Bu ülkelerden pek çoğunun liderleri, ekonomik büyüme, askeri güç ve ulusal güvenlik gibi konuların hepsinin teknolojik gelişmelere aşırı bir şekilde bağlı olduğunu iyi bilirler. Bundan dolayı, dünyanın diğer tarafındaki bilgi toplumlarını yakalamak için bilimsel araştırma ve geliştirmede ortak bir çaba gerektiğini ifade eden nutuklara sıkça rastlanır. Gerçekten de, yakın yıllarda bu ülkelerin pek çoğunda bilim ve eğitim için ayrılan hükümet fonları dikkate değer ölçüde artmış ve bilimsel altyapılarda bazı iyileştirmeler ve modernizasyonlar yapılmıştır.

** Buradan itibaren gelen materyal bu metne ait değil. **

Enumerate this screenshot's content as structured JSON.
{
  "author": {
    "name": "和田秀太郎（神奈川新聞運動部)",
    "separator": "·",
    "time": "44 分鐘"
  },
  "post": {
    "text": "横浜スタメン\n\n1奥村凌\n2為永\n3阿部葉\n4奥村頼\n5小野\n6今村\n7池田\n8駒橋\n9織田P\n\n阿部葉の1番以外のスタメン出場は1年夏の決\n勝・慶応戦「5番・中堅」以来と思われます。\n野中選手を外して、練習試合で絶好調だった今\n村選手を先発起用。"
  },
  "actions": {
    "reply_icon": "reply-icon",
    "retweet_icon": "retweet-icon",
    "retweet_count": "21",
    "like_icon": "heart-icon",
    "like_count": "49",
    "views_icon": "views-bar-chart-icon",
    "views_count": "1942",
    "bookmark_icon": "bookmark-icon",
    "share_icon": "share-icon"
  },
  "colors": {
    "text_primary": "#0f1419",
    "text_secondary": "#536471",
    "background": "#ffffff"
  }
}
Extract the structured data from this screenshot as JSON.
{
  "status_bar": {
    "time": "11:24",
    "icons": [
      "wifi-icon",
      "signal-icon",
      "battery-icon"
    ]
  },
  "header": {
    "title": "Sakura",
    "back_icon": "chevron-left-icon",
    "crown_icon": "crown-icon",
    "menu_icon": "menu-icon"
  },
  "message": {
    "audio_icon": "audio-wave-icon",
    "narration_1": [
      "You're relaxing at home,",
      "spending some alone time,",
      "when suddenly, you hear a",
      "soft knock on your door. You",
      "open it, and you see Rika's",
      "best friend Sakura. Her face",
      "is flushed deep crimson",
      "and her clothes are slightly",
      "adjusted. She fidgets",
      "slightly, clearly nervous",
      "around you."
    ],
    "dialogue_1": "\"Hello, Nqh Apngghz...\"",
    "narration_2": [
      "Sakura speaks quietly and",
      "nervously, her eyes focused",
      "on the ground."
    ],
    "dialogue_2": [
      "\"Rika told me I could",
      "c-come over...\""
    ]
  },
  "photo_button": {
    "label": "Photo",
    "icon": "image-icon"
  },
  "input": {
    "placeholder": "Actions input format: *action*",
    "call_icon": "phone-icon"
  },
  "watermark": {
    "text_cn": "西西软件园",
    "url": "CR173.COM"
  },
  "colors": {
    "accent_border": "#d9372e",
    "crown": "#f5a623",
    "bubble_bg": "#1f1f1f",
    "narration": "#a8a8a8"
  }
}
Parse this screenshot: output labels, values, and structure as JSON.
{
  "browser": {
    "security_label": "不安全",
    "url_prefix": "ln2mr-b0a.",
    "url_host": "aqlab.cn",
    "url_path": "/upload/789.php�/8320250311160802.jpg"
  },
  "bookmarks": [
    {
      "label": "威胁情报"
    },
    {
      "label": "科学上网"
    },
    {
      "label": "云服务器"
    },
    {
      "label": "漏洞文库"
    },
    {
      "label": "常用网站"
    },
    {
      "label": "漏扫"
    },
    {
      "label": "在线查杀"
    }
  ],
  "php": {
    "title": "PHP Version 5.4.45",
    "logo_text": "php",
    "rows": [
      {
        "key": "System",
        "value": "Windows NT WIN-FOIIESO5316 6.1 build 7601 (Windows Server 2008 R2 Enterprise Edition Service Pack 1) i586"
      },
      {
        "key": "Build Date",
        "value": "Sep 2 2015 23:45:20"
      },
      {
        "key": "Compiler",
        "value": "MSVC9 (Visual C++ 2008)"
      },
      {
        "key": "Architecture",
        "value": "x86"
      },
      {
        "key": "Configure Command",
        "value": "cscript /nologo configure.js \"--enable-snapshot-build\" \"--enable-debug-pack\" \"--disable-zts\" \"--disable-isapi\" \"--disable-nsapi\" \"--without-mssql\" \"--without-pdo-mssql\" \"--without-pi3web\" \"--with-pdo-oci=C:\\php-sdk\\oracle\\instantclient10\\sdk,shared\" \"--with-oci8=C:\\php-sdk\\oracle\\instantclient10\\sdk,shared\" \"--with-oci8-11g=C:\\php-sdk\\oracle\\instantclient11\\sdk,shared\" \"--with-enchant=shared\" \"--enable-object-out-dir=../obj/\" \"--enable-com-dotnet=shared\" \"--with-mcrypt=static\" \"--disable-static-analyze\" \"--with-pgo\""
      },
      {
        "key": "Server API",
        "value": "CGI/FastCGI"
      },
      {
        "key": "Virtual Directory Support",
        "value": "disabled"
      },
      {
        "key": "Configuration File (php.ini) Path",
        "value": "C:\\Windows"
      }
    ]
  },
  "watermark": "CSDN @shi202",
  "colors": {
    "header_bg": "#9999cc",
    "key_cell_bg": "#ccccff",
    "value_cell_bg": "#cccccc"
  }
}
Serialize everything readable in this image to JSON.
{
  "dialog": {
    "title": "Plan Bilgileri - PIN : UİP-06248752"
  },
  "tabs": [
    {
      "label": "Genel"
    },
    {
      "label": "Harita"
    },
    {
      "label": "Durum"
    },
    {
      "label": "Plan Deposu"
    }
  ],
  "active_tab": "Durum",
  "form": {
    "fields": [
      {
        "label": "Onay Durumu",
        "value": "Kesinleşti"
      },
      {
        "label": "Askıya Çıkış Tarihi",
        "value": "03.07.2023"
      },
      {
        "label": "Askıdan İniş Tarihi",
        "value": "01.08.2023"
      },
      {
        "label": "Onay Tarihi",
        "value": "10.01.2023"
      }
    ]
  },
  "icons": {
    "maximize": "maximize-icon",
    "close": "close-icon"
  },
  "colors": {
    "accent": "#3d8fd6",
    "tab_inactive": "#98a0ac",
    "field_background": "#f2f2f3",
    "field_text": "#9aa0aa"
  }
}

O halde, büyük çoğunluğun hâlâ bilimde bir varlık gösteremediğini söylerken ne demek istiyorum?
ARAŞTIRMADA DURUM
Birleşmiş Milletler Eğitim, Bilim ve Kültür Örgütü (UNESCO) ve Dünya Bankası verilerine göre, İslam Konferansı Örgütü’ne üye 20 ülke, 1996-2003 yılları arasında gayrisafi yurtiçi hasılalarının -dünya ortalaması olan %2,36’nın 1/7’sine denk gelen- %0,34’lük kısmını bilimsel araştırmaya ayırdı. 1000 kişilik nüfus başına düşen bilim adamı, mühendis ve teknisyen sayısı dünya ölçeğinde 40, gelişmiş ülkelerde 140 iken, bu sayı Müslüman ülkelerde 10’un altındadır. Dünyada yayımlanan bilimsel araştırma makalelerine yaptıkları katkı ise yalnızca %1 civarındadır.
Gerçekten, Kraliyet Akademisi’nin yayımladığı İslam Dünyası Bilim ve İnovasyon Atlası’na göre İslam Konferansı Örgütü’ne üye ülkelerin 17’sini oluşturan Arap ülkelerindeki bilimciler, 2005 yılında toplam 13.444 bilimsel makale yayımladılar, ki bu sayı tek başına Harvard Üniversitesi’nin yayımladığı 15.455 makaleden yaklaşık 2000 makale daha azdır.
Fakat İslam dünyasında temel bilim araştırmalarının kalitesi daha da kaygı vericidir. Bir ülkenin yayımlanmış bilimsel literatürünün uluslararası değerini ölçmenin bir yolu, görece atıf endeksiyle (Relative Citation Index, RCI) belirlenir.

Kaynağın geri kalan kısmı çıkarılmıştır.